[ROCm][Deepseekv3.2][Perf] dsv3.2 further optimization on vllm by ganyi1996ppo · Pull Request #32649 · vllm-project/vllm

ganyi1996ppo · 2026-01-20T07:50:21Z

Purpose

This PR move some of the original feature from #29287 to here. Includes some triton 3.5.0 depending kernel. And add more optimization on ROCMAiterMLASparseBackend. This PR depends on #29287 to merge

Test Plan

gsm8k with 20 shot

Test Result

Tasks	Version	Filter	n-shot	Metric		Value		Stderr
gsm8k	3	flexible-extract	20	exact_match	↑	0.9484	±	0.0061
		strict-match	20	exact_match	↑	0.9484	±	0.0061

Essential Elements of an Effective PR Description Checklist

The purpose of the PR, such as "Fix some issue (link existing issues this PR will resolve)".
The test plan, such as providing test command.
The test results, such as pasting the results comparison before and after, or e2e results
(Optional) The necessary documentation update, such as updating supported_models.md and examples for a new model.
(Optional) Release notes update. If your change is user facing, please update the release notes draft in the Google Doc.

mergify · 2026-01-20T07:51:14Z

This pull request has merge conflicts that must be resolved before it can be
merged. Please rebase the PR, @ganyi1996ppo.

https://docs.github.com/en/pull-requests/collaborating-with-pull-requests/working-with-forks/syncing-a-fork

gemini-code-assist

Code Review

This pull request introduces performance optimizations for Deepseek v3.2 on ROCm by adding new Triton kernels and a specialized backend. It also refactors the sparse_attn_indexer logic into a dedicated file, which is a good architectural improvement. However, I've identified a critical bug in the refactored CUDA path that could lead to an AttributeError, and a significant limitation in the new ROCm kernels due to a hardcoded value that restricts flexibility. Addressing these issues will improve the robustness and applicability of these optimizations.

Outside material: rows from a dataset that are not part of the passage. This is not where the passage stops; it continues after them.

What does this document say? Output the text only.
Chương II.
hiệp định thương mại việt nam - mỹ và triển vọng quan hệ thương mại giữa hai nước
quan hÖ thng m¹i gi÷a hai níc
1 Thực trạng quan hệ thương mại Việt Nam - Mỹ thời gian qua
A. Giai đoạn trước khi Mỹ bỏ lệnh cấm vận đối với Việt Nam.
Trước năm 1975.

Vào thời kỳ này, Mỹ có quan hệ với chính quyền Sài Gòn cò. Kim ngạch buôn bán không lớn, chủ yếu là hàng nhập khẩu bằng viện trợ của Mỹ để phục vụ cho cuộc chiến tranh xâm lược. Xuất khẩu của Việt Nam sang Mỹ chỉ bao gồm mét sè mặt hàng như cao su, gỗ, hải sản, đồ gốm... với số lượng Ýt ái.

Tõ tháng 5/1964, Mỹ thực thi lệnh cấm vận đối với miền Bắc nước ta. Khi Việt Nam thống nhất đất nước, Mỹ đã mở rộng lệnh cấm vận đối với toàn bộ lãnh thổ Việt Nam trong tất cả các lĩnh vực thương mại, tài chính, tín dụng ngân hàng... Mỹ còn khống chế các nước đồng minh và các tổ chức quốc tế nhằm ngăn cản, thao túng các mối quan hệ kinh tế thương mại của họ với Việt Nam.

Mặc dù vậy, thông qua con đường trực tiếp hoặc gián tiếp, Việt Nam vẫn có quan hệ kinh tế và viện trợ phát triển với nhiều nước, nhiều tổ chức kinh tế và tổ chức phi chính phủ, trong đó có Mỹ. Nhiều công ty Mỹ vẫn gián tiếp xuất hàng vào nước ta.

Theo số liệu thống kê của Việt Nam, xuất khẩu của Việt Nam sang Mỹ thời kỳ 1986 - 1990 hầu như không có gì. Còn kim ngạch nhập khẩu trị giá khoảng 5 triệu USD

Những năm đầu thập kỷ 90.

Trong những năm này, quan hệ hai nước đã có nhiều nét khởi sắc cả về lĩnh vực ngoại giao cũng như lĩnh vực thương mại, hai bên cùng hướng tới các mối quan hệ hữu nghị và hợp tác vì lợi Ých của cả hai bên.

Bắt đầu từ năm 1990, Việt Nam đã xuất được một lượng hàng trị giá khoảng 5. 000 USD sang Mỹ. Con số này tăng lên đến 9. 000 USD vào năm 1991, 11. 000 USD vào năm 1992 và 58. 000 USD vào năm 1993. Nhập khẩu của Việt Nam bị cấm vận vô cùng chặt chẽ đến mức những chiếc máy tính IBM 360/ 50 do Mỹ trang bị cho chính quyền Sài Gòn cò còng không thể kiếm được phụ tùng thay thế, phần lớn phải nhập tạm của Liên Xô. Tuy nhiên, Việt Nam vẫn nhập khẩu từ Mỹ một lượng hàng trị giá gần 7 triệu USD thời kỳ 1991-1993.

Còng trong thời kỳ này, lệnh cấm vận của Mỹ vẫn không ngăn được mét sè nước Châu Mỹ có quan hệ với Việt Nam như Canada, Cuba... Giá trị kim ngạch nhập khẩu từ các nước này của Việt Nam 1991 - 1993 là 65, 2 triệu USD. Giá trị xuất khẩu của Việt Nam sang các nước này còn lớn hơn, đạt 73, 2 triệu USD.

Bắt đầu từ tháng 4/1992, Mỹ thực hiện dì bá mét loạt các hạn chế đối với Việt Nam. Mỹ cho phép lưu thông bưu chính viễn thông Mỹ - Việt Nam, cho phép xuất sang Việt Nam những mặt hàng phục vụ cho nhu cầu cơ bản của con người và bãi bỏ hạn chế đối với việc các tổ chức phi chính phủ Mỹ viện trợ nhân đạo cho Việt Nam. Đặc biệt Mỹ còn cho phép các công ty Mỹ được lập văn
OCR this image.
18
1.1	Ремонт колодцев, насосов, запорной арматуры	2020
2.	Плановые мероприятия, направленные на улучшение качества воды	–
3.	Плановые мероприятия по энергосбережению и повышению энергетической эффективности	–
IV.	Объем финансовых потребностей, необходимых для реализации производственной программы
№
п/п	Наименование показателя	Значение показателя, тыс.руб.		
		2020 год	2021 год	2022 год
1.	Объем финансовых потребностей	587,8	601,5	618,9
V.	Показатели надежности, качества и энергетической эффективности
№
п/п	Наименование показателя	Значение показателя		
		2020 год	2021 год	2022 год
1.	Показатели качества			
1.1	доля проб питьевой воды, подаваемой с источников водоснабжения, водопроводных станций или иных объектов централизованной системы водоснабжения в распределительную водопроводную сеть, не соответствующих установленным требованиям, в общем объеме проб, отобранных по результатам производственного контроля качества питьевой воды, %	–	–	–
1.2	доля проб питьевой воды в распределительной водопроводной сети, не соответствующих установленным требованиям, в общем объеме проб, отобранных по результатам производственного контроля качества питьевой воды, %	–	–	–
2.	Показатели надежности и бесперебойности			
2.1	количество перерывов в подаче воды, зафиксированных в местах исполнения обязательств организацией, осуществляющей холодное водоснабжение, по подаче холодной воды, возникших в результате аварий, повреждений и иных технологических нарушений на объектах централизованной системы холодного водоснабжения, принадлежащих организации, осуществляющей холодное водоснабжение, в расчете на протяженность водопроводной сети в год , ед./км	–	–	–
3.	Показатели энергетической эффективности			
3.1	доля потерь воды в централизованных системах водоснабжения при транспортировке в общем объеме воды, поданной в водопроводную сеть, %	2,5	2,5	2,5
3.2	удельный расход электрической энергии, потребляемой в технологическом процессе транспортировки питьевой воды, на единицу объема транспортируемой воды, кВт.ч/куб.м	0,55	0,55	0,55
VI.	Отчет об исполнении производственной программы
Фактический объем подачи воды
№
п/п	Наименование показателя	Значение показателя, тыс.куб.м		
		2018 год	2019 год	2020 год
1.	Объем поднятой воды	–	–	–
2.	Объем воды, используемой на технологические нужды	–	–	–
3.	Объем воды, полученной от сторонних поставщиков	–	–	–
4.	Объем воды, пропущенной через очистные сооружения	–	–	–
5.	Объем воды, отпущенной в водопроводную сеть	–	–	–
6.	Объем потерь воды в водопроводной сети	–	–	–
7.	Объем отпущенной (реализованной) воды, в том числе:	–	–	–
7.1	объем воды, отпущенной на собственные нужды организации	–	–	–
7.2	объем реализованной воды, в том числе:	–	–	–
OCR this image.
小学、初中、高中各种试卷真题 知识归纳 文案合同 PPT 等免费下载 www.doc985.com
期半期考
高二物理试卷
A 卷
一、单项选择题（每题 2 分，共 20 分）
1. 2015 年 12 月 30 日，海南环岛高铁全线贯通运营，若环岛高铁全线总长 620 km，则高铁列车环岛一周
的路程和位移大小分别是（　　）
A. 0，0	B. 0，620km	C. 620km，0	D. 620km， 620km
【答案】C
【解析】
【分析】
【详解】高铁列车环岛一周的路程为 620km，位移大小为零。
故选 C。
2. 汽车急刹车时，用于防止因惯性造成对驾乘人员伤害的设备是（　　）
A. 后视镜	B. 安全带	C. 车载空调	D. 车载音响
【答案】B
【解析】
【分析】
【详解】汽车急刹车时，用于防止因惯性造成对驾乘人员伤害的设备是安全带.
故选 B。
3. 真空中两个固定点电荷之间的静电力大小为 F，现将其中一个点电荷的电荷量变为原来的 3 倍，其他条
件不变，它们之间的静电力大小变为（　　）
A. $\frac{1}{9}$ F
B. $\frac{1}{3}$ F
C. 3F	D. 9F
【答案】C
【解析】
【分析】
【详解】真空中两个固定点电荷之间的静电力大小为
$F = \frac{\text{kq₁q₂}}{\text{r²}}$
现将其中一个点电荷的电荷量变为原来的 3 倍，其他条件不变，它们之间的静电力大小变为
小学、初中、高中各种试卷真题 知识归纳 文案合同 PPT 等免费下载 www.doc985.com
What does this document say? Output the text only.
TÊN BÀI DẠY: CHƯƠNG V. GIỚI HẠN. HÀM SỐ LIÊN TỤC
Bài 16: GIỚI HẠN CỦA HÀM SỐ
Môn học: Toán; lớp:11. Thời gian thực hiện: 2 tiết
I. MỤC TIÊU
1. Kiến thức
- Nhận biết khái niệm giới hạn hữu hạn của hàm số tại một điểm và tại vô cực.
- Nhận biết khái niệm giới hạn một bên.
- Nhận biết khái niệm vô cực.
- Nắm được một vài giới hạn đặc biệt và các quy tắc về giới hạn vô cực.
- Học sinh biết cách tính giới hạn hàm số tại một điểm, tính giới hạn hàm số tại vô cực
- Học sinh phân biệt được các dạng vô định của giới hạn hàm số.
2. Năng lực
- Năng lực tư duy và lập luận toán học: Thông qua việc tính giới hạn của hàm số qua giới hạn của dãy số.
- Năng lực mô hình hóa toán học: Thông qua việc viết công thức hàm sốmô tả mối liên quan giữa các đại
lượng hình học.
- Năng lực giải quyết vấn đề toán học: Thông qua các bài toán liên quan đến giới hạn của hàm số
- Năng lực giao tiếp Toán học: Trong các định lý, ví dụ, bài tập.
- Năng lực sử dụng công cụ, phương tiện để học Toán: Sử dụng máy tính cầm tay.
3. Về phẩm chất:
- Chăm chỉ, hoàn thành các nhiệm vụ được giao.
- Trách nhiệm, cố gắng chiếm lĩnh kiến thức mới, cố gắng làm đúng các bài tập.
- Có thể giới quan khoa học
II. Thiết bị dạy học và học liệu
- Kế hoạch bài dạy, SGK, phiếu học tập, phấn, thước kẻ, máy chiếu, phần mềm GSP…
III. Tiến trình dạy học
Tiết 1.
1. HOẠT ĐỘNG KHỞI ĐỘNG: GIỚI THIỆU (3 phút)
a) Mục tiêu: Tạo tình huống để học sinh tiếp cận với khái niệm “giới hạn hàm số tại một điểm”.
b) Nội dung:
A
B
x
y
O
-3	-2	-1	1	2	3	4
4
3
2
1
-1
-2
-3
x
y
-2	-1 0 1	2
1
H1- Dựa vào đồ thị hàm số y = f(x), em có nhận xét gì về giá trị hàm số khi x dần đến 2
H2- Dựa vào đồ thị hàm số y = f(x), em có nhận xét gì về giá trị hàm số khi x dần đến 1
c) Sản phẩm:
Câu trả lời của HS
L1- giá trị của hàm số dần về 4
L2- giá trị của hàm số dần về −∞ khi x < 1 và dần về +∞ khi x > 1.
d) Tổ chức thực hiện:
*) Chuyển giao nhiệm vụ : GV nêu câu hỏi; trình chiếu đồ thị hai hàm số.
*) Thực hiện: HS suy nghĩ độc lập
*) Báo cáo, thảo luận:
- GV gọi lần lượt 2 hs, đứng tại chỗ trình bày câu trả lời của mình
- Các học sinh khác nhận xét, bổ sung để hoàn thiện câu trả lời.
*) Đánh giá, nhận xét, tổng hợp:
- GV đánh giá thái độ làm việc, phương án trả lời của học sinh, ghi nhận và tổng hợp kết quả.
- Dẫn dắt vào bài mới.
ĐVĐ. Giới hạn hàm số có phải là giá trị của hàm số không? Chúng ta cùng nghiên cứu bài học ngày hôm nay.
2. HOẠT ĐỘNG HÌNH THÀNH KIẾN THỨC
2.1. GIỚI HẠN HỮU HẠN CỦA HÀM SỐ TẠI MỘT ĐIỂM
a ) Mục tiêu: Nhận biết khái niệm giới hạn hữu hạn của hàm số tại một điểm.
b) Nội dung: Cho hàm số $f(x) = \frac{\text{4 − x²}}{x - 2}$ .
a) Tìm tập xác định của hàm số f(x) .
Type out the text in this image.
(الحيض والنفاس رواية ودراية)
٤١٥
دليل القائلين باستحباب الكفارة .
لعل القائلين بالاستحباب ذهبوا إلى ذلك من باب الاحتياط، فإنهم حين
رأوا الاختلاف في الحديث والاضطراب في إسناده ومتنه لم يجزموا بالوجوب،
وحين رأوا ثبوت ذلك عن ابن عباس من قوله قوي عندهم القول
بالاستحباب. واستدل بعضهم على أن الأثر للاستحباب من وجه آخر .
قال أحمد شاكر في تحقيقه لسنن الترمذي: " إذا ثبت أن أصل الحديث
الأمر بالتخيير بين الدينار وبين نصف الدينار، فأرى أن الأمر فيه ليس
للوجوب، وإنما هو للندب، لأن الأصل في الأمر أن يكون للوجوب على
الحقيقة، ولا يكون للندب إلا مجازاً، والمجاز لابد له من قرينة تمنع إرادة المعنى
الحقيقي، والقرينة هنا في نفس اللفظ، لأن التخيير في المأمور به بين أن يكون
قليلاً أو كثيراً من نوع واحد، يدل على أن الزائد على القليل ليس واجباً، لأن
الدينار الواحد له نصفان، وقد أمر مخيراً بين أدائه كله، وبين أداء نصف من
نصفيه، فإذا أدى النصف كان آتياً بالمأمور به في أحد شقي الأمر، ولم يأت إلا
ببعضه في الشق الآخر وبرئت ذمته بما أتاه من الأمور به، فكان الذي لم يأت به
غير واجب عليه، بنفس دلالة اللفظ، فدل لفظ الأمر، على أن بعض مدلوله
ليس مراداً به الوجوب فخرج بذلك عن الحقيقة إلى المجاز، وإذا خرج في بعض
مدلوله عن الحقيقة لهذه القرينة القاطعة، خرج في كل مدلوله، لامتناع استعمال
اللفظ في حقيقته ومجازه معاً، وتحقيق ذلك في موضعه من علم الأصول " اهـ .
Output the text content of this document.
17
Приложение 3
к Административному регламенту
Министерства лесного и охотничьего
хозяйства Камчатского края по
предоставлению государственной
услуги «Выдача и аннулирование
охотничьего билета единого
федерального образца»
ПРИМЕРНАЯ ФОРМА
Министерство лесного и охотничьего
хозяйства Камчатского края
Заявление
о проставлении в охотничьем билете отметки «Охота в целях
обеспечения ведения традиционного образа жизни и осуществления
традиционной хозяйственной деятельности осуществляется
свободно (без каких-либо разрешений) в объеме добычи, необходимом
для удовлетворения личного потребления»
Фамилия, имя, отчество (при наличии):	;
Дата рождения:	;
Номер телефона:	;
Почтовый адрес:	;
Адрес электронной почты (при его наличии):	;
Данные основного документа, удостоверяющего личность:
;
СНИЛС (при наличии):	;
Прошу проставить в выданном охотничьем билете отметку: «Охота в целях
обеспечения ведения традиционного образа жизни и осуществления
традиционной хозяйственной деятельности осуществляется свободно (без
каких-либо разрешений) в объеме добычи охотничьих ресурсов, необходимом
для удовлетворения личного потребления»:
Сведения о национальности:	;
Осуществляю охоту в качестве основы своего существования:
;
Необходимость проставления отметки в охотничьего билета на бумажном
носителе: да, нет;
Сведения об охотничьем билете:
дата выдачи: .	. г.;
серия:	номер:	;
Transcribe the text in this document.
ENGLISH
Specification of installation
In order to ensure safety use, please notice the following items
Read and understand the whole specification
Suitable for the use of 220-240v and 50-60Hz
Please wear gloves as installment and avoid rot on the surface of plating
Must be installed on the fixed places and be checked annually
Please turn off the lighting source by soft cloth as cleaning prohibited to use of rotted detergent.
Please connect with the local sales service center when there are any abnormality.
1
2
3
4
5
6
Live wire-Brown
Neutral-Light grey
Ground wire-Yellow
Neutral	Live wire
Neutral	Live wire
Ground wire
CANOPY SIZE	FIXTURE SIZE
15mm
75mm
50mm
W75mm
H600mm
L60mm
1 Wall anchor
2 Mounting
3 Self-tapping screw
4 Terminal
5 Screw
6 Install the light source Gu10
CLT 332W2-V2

gemini-code-assist · 2026-01-20T07:53:16Z

vllm/model_executor/layers/sparse_attn_indexer.py

+    ):
+        return torch.ops.vllm.sparse_attn_indexer(
+            hidden_states,
+            self.k_cache.layer_prefix,


The k_cache object is of type DeepseekV32IndexerCache, which has a prefix attribute but not a layer_prefix attribute. Using self.k_cache.layer_prefix will result in an AttributeError. The HIP path correctly uses self.k_cache.prefix. This should be consistent.

Suggested change

self.k_cache.layer_prefix,

self.k_cache.prefix,

gemini-code-assist · 2026-01-20T07:53:16Z

vllm/v1/attention/ops/rocm_aiter_mla_sparse.py

+                chunk.cu_seqlen_ke,
+            )
+            num_rows = logits.shape[0]
+            assert topk_tokens == 2048, "top_k_per_row assumes size 2048"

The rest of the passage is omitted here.